Now, let’s say, the client wants the Database to be configurable, so we can create a configuration file and then in UserBusiness, we can simply call a factory class to initiate the repository object on the basis of configuration as below:

    public class UserBusiness
    {
        private IRepository userRepo = RepositoryFactory.Create();
        public User GetUserData(int userId)
        {
            return userRepo.FetchUser(userId);
        }
    }

Dependency injection framework inverts the control of the dependency initialization to the dependency injection framework. Instead of the various classes in the application , the Dependency injection framework works to resolve all of the dependencies.

How to implement Dependency injection in ASP.NET Core

The DI framework is inbuilt into the ASP.Net Core framework. Inside the middleware, on the configureservices method, the dependencies could be mentioned.

        private static IServiceCollection ConfigureServices()
        {
            IServiceCollection services = new ServiceCollection();

          
            services.AddTransient<IRepository, UserSQLRepository>();
            
            return services;

        }

How to implement Dependency injection in .NET Framework

Nuget Packages or libraries for Dependency injection implementation is required in Dot Net Framework. Microsoft provides “Microsoft unity framework” for the same. After installing the Nuget Package, a unity.config xml file generates. Interfaces to concreate implementation is mentioned in this file. A benefit for this is that the application need not recompile if we modify the configuration file.

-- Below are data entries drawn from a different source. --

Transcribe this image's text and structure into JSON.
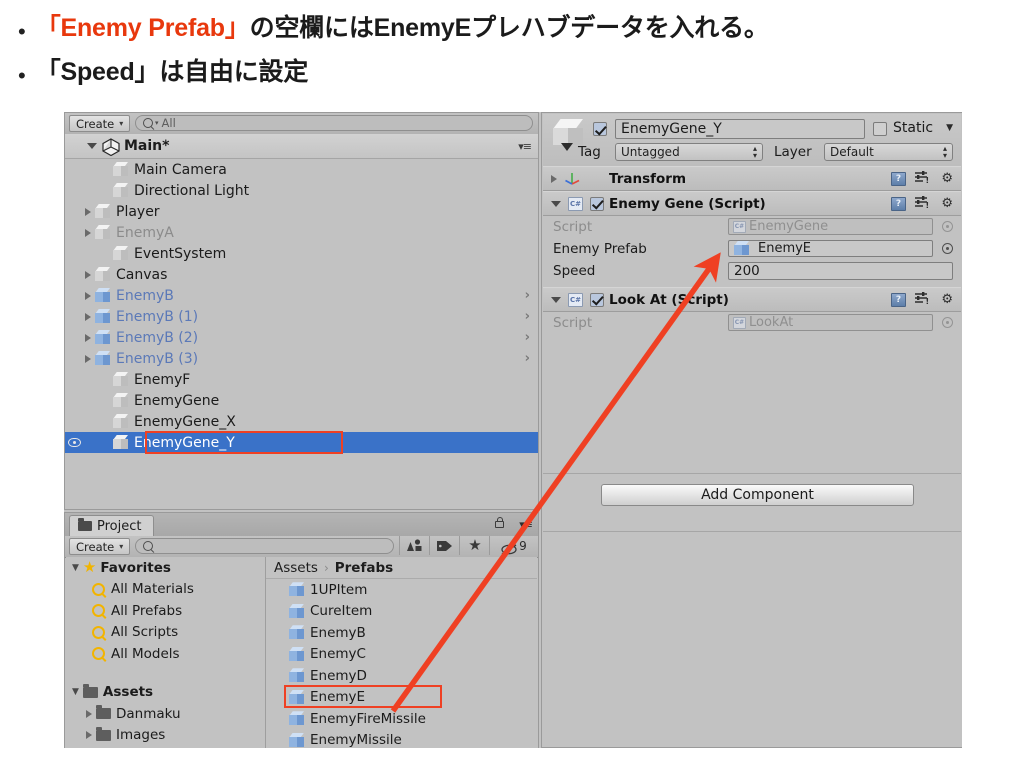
{
  "slide": {
    "bullets": [
      {
        "marker": "•",
        "segments": [
          {
            "text": "「Enemy Prefab」",
            "color": "#e8380d"
          },
          {
            "text": "の空欄にはEnemyEプレハブデータを入れる。",
            "color": "#1b1b1b"
          }
        ]
      },
      {
        "marker": "•",
        "segments": [
          {
            "text": "「Speed」は自由に設定",
            "color": "#1b1b1b"
          }
        ]
      }
    ],
    "bullet1_red": "「Enemy Prefab」",
    "bullet1_rest": "の空欄にはEnemyEプレハブデータを入れる。",
    "bullet2_text": "「Speed」は自由に設定",
    "bullet_marker": "•"
  },
  "hierarchy": {
    "create_label": "Create",
    "create_caret": "▾",
    "search_value": "All",
    "search_icon": "search-icon",
    "scene_name": "Main*",
    "menu_icon": "▾≡",
    "items": [
      {
        "label": "Main Camera",
        "indent": 2,
        "twisty": "none",
        "style": "normal",
        "cube": "white",
        "overflow": false
      },
      {
        "label": "Directional Light",
        "indent": 2,
        "twisty": "none",
        "style": "normal",
        "cube": "white",
        "overflow": false
      },
      {
        "label": "Player",
        "indent": 1,
        "twisty": "right",
        "style": "normal",
        "cube": "white",
        "overflow": false
      },
      {
        "label": "EnemyA",
        "indent": 1,
        "twisty": "right",
        "style": "dim",
        "cube": "white",
        "overflow": false
      },
      {
        "label": "EventSystem",
        "indent": 2,
        "twisty": "none",
        "style": "normal",
        "cube": "white",
        "overflow": false
      },
      {
        "label": "Canvas",
        "indent": 1,
        "twisty": "right",
        "style": "normal",
        "cube": "white",
        "overflow": false
      },
      {
        "label": "EnemyB",
        "indent": 1,
        "twisty": "right",
        "style": "prefab",
        "cube": "blue",
        "overflow": true
      },
      {
        "label": "EnemyB (1)",
        "indent": 1,
        "twisty": "right",
        "style": "prefab",
        "cube": "blue",
        "overflow": true
      },
      {
        "label": "EnemyB (2)",
        "indent": 1,
        "twisty": "right",
        "style": "prefab",
        "cube": "blue",
        "overflow": true
      },
      {
        "label": "EnemyB (3)",
        "indent": 1,
        "twisty": "right",
        "style": "prefab",
        "cube": "blue",
        "overflow": true
      },
      {
        "label": "EnemyF",
        "indent": 2,
        "twisty": "none",
        "style": "normal",
        "cube": "white",
        "overflow": false
      },
      {
        "label": "EnemyGene",
        "indent": 2,
        "twisty": "none",
        "style": "normal",
        "cube": "white",
        "overflow": false
      },
      {
        "label": "EnemyGene_X",
        "indent": 2,
        "twisty": "none",
        "style": "normal",
        "cube": "white",
        "overflow": false
      },
      {
        "label": "EnemyGene_Y",
        "indent": 2,
        "twisty": "none",
        "style": "selected",
        "cube": "white",
        "overflow": false
      }
    ],
    "chevron": "›"
  },
  "inspector": {
    "object_name": "EnemyGene_Y",
    "enabled_checked": true,
    "static_label": "Static",
    "static_checked": false,
    "static_caret": "▼",
    "tag_label": "Tag",
    "tag_value": "Untagged",
    "layer_label": "Layer",
    "layer_value": "Default",
    "stepper_glyph": "▴\n▾",
    "components": [
      {
        "title": "Transform",
        "icon": "transform-axis-icon",
        "expanded": false,
        "has_enable_checkbox": false,
        "rows": []
      },
      {
        "title": "Enemy Gene (Script)",
        "icon": "csharp-script-icon",
        "expanded": true,
        "has_enable_checkbox": true,
        "enabled": true,
        "rows": [
          {
            "label": "Script",
            "value": "EnemyGene",
            "kind": "object-readonly",
            "icon": "csharp-mini-icon"
          },
          {
            "label": "Enemy Prefab",
            "value": "EnemyE",
            "kind": "object",
            "icon": "prefab-cube-icon"
          },
          {
            "label": "Speed",
            "value": "200",
            "kind": "text"
          }
        ]
      },
      {
        "title": "Look At (Script)",
        "icon": "csharp-script-icon",
        "expanded": true,
        "has_enable_checkbox": true,
        "enabled": true,
        "rows": [
          {
            "label": "Script",
            "value": "LookAt",
            "kind": "object-readonly",
            "icon": "csharp-mini-icon"
          }
        ]
      }
    ],
    "add_component_label": "Add Component",
    "help_icon": "help-book-icon",
    "preset_icon": "preset-icon",
    "gear_icon": "gear-icon",
    "csharp_badge": "C#"
  },
  "project": {
    "tab_label": "Project",
    "tab_icon": "folder-icon",
    "lock_icon": "lock-open-icon",
    "menu_icon": "▾≡",
    "create_label": "Create",
    "create_caret": "▾",
    "search_value": "",
    "toolbar_icons": [
      "shape-filter-icon",
      "label-filter-icon",
      "favorite-star-icon",
      "hidden-eye-icon"
    ],
    "hidden_count": "9",
    "favorites": {
      "label": "Favorites",
      "twisty": "▼",
      "items": [
        "All Materials",
        "All Prefabs",
        "All Scripts",
        "All Models"
      ]
    },
    "assets": {
      "label": "Assets",
      "twisty": "▼",
      "items": [
        "Danmaku",
        "Images"
      ]
    },
    "breadcrumb": {
      "root": "Assets",
      "sep": "›",
      "current": "Prefabs"
    },
    "asset_items": [
      {
        "label": "1UPItem",
        "highlighted": false
      },
      {
        "label": "CureItem",
        "highlighted": false
      },
      {
        "label": "EnemyB",
        "highlighted": false
      },
      {
        "label": "EnemyC",
        "highlighted": false
      },
      {
        "label": "EnemyD",
        "highlighted": false
      },
      {
        "label": "EnemyE",
        "highlighted": true
      },
      {
        "label": "EnemyFireMissile",
        "highlighted": false
      },
      {
        "label": "EnemyMissile",
        "highlighted": false
      }
    ]
  },
  "annotations": {
    "highlight_color": "#ef4023",
    "arrow_color": "#ef4023",
    "arrow_from": "EnemyE",
    "arrow_to": "Enemy Prefab"
  },
  "colors": {
    "selection_blue": "#3a72c8",
    "panel_gray": "#c2c2c2",
    "prefab_blue_text": "#5b79b8",
    "red_accent": "#e8380d"
  }
}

What are scopes in dependency injection

Scope is the lifetime of the Object initialized through DI

There are 3 types of scopes:

  1. Singleton – There is a single object allocated for the whole application.
  2. Transient – A new object is initialized for every time a request is sent on the server.
  3. Scoped – A new object is allocated for each different API request. When API is hit for the first time, the objects are initialized through DI and then remains the same for that particular API.

What are the ways of implementing dependency injection

Constructor injection

The object is initialized in constructor by the DI framework.

    public class UserService
    {
        private IBusiness business;
        public UserService(IBusiness business)
        {
            this.business = business;
        }

        public User GetUserData(int userId)
        {
            return this.business.GetUserData(userId);
        }

    }

    public interface IBusiness
    {
        public User GetUserData(int userId);
    }

    public class UserBusiness : IBusiness
    {
        private IRepository userRepo;

        public UserBusiness(IRepository repo)
        {
            this.userRepo = repo;
        }

        public User GetUserData(int userId)
        {
            return userRepo.FetchUser(userId);
        }
    }

    public interface IRepository
    {
        public User FetchUser(int userId);
    }

    public class UserSQLRepository: IRepository
    {
        public User FetchUser(int userId)
        {
            User user = new User();
            // DB call to fetch user Data on the basis of userId
            return user;
        }
    }

Setter injection

The DI framework initializes the object using the setter of property.

    public class UserBusiness : IBusiness
    {
        private IRepository userRepo { get; set; }

        public User GetUserData(int userId)
        {
            return userRepo.FetchUser(userId);
        }
    }

Method Injection

The DI framework initializes the object in the method parameter.

Further benefits of using DI framework

  1. The Dependency injection framework helps in maintaining the code in a much better way.
  2. Dependency injection eases out writing unit test cases of the application, since we can simply inject a mock as dependency while testing.

Conclusion

Dependency Injection is a very useful framework for managing large scale applications and increases flexibility for modification in the application. Also, it is very useful for testing code using unit test cases.